Merge Duplicates with similiar names

Mack · March 17, 2021, 5:54pm

Hey EDT team!

I just recently downloaded the platform have been playing around with it. I was wondering if you guys could give me a head start.

I’m Web scraping data for a project. On multiple different sites then aggregating them into a CSV.
On every site “generally at least” the product has been called something similar but not the same.

So it would look something like this

Site A Asus ROG Crosshair VIII Hero Site URLcolumns form factor ATX Socket AM4
Site B ASUS ROG X570 Crosshair VIII Hero Site URL form factor ATX Socket AM4
Site C Asus Crosshair Hero Site URL form factor ATX Socket AM4 Chipset

all the same Motherboard but different names on different sites. Is there a way to identify all the duplicating rows then merge these duplicates into one row? So it would look like this

Asus ROG Crosshair VIII Hero Site A URL Site B URL Site C URL form factor ATX Socket AM4

I have about 5000 thousand listings and have been doing them manually. Its obviously extremely time-consuming. Several people have recommended using panda, I’m not great with python. Many have also recommended EDT!

I know the general logic if Name Matches 65% of other Name & Socket & ATX are the same merge row.

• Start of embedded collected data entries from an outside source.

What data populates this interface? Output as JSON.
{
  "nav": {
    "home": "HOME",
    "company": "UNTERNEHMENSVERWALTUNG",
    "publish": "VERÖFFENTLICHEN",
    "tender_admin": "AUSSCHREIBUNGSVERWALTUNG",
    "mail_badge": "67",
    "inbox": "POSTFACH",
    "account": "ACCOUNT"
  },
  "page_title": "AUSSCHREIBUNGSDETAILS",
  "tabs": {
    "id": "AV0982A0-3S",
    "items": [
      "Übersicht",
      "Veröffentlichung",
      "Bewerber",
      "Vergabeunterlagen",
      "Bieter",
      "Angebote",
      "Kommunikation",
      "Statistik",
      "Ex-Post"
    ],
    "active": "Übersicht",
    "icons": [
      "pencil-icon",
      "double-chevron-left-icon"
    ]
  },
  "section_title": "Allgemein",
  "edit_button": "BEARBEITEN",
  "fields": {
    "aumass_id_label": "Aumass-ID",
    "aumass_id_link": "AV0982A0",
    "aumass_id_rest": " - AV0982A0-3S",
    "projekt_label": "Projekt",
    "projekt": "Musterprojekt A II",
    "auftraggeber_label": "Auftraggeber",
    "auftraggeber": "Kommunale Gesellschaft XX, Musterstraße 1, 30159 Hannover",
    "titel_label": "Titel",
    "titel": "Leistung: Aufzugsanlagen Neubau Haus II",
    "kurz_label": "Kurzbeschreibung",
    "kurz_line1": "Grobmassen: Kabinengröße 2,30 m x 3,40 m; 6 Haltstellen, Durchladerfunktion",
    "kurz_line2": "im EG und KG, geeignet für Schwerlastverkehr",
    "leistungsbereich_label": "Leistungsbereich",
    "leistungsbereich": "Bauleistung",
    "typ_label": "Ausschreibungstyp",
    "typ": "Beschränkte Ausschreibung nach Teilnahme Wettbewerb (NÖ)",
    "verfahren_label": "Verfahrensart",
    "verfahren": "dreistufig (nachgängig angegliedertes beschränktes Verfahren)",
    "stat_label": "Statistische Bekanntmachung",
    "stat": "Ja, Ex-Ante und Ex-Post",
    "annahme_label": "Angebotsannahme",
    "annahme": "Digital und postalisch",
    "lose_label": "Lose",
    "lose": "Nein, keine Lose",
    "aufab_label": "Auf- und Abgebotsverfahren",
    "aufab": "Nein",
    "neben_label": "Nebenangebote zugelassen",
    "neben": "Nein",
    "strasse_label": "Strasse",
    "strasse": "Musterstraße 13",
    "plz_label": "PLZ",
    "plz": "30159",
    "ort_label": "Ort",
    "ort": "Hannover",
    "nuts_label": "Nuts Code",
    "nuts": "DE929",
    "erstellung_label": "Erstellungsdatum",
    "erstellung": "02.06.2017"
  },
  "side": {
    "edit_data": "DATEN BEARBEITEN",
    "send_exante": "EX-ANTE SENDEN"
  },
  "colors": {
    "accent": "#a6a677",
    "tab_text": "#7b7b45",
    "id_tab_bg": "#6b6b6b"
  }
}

I just don’t know how to do it or where to start.

Admin · March 18, 2021, 9:47am

Hi @Mack

You could do this by creating a filter for each product.

So Stack all your inputs.
Use Case to convert to lower case (you can Copy Col first if you want to retain the original case information).
Add a Filter for each product.
You can then Stack and output the outputs from all the filters.

(you can also use regular expressions in the filters)

You can then re-run EDT any time the input changes. You can also add a new filter if a new product appears.

Obviously it would be nice to have some form of ‘fuzzy matching’ to do all this automatically. We don’t currently support fuzzy matching. Maybe one day.

Fuzzy matching is tricky. It requires a lot of domain knowledge to understand that “Asus ROG Crosshair VIII Hero form factor ATX Socket AM4” is the same as “ASUS ROG X570 Crosshair VIII factor ATX Socket AM4” but different to “ASUS ROG X670 Crosshair VIII factor ATX Socket AM4”. If you are feeling brave you could try to code up your own solution in Python. Or maybe there is a library that can do it. Try looking at https://en.wikipedia.org/wiki/Levenshtein_distance . But I think that is mostly used for single words.

HTH

Admin · November 10, 2022, 2:22pm

The latest Easy Data Transform snapshot supports fuzzy Lookup. Please see:

Anonymous · November 11, 2022, 4:01am

Hi,

It would have been nice if you have shared some test data as you have in your list or excel or where ever.

Here is my take on what you have provided.

and here is the transform file
UniqueProduct.transform (2.3 KB)

The idea is combine the columns that you think are common for your need and then use that column to gather records together.